Hoy es una fecha capicúa, y además es mi cumpleaños.
Capicúa es la palabra con la cual se denominan los números que quieren jugar a ser palabras palíndromas pero siguen siendo números, entonces por supuesto tenían que llamarse diferente.
Números que leídos de adelante haca atrás o de atrás hacia adelante se leen igual, como el de hoy: 02 02 2020. ¿Raro no?
La palabra la vine a conocer a raíz de este día y al parecer viene del catalán, en una combinación de vocablos que significan cabeza (cap) y cola (cola).
¿Qué podría suceder si uno se propusiera intencionalmente leer las realidades diarias en los dos sentidos? A demás de perder un poco la cabeza porque sería mucha energía cerebral dispuesta en el ejercicio, estoy segura que la vida cotidiana nos regalaría un tesoro de aprendizajes, de sorpresas, de “ah! nunca lo había visto así” que haría que valga la pena intentarlo.
Como por ejemplo:
-“Terminé de trabajar, salí corriendo a mi casa, me encontré con mi hijo y lo abrace.”

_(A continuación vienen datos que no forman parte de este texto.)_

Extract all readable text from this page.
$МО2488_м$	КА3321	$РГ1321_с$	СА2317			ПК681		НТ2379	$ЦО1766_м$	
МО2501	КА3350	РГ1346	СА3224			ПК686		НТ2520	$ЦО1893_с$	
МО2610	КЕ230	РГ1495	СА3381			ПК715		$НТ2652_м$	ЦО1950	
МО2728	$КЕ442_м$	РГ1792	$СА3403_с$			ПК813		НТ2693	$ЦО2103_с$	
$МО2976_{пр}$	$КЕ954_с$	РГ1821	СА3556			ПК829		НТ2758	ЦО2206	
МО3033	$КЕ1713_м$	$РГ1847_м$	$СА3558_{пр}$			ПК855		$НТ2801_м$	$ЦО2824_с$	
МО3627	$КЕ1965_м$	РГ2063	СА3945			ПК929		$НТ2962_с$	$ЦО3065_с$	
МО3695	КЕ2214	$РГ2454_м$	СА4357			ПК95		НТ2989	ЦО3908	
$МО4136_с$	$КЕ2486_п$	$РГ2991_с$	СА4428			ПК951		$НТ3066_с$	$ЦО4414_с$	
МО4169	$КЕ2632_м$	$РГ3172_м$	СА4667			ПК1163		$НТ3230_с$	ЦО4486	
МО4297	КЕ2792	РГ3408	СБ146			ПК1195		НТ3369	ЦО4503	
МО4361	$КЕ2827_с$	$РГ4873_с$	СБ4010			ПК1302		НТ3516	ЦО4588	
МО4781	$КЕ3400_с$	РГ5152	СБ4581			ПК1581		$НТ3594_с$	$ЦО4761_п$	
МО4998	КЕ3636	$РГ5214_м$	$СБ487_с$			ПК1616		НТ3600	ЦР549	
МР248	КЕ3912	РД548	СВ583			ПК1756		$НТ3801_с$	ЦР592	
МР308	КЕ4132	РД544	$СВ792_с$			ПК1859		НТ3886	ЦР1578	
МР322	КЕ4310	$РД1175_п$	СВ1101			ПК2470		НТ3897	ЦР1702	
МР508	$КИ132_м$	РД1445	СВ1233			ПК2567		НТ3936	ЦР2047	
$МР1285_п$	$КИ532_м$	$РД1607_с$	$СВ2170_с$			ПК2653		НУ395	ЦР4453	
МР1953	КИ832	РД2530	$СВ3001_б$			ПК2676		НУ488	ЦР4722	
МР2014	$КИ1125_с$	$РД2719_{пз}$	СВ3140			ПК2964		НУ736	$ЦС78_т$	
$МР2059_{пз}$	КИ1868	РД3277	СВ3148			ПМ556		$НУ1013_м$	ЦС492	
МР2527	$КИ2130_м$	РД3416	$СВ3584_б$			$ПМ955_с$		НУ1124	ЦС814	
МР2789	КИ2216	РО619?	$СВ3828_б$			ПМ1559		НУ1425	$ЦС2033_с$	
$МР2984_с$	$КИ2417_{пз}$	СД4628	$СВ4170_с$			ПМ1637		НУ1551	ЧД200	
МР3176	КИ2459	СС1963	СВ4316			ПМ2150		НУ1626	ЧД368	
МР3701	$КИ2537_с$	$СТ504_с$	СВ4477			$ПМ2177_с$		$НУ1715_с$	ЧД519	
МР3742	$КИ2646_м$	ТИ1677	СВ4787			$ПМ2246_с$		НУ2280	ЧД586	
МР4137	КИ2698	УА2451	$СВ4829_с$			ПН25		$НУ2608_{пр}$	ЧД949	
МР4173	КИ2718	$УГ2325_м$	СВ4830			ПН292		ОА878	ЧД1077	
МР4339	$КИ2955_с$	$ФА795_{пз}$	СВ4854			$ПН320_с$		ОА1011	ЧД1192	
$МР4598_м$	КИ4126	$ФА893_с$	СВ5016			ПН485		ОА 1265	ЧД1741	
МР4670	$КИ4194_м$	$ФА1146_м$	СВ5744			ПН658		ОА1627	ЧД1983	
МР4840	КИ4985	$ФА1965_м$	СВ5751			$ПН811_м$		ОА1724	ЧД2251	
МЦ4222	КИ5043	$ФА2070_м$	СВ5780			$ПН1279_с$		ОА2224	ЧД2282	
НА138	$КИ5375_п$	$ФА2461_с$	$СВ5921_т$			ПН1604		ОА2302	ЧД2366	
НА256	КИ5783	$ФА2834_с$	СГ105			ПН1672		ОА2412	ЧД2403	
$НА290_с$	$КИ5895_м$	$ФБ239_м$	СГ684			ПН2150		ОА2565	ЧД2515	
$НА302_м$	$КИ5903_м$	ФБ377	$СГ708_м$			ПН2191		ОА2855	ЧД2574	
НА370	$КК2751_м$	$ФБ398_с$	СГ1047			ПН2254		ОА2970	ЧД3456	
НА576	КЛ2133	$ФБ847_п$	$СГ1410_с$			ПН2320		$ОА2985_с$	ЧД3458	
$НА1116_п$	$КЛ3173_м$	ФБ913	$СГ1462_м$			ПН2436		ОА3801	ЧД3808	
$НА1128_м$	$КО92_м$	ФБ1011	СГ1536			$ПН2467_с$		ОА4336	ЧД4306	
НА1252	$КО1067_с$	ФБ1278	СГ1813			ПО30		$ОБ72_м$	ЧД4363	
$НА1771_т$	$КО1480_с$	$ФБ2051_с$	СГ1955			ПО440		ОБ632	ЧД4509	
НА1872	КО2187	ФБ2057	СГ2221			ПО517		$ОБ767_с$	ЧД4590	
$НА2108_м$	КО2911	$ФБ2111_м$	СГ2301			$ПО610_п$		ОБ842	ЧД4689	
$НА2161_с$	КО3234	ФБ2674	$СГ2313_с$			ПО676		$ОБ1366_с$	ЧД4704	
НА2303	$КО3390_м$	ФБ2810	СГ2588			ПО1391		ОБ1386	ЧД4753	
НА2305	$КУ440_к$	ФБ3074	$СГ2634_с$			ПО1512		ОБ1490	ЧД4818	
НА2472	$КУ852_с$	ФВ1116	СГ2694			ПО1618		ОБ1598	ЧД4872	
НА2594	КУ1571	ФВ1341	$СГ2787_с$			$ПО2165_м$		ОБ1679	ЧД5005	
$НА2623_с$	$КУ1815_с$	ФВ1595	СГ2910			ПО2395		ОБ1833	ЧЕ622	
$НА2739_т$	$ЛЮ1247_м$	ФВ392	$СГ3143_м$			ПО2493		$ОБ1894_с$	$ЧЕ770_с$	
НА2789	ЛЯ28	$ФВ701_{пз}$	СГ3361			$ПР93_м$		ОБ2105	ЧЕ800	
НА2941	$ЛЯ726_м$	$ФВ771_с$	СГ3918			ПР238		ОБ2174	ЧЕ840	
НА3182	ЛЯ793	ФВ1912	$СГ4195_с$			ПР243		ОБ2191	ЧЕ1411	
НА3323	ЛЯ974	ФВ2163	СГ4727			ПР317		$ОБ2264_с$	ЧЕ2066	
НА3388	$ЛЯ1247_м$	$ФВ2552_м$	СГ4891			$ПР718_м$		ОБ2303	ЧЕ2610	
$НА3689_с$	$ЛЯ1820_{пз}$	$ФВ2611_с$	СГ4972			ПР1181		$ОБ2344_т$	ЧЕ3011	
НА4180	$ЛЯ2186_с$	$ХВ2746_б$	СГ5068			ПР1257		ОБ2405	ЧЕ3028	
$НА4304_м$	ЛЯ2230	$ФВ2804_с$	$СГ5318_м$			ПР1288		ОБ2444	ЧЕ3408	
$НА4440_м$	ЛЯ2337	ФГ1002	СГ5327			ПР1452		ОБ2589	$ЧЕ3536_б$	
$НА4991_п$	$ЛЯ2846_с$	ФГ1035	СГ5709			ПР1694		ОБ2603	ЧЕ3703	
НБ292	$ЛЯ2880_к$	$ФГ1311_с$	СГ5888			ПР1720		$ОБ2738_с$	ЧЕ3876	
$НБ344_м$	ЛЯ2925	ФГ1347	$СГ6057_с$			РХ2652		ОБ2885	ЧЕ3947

-“Lo abracé y con mi hijo me encontré. Mi casa corriendo salió, de trabajar terminé.”
Me disculpan las ligeras variaciones que incluí para magnificar el sentido de las frases (y para divertirme un poco), pero a esto me refería con leer las realidades en dos sentidos.
¡A jugar con la energía del capicúa, donde no importa comenzar de la cabeza o de la cola para encontrar significado, para enriquecer el camino!
Interesante concepto para el momento de vida en que me encuentro, podría interpretarlo algo así como que no importa por dónde se vuelva a comenzar, se conectará uno con el principio, con el origen, con el punto de partida. Interesante y bonito después de tanto tiempo buscando huir del punto de partida por dolor, por desgaste, por tristeza.
Este cumpleaños capicúa me invita a celebrar el punto de partida y reconocer que voy a volver allí muchas veces porque es necesario ir de adelante hacia atrás o de atrás hacia adelante, pero el camino siempre será diferente; así como es diferente en nuestras cabezas el trabajo neuronal para leer un número de izquierda a derecha o de derecha a izquierda. A hacer lo primero estamos acostumbrados, y lo hacemos casi sin pensarlo, pero para lo segundo debemos ponernos en una actitud más atenta, más concentrada, con un tinte de intriga y mucho de descubrimiento.
Así quiero ver este año de mi vida que se acaba de inaugurar, de derecha a izquierda, repasando lo existente para reinventarlo sabiendo que en algún punto llegaré inevitablemente a conectarme con el origen, con el principio de todo esto que hoy independiente de las circunstancias, soy yo.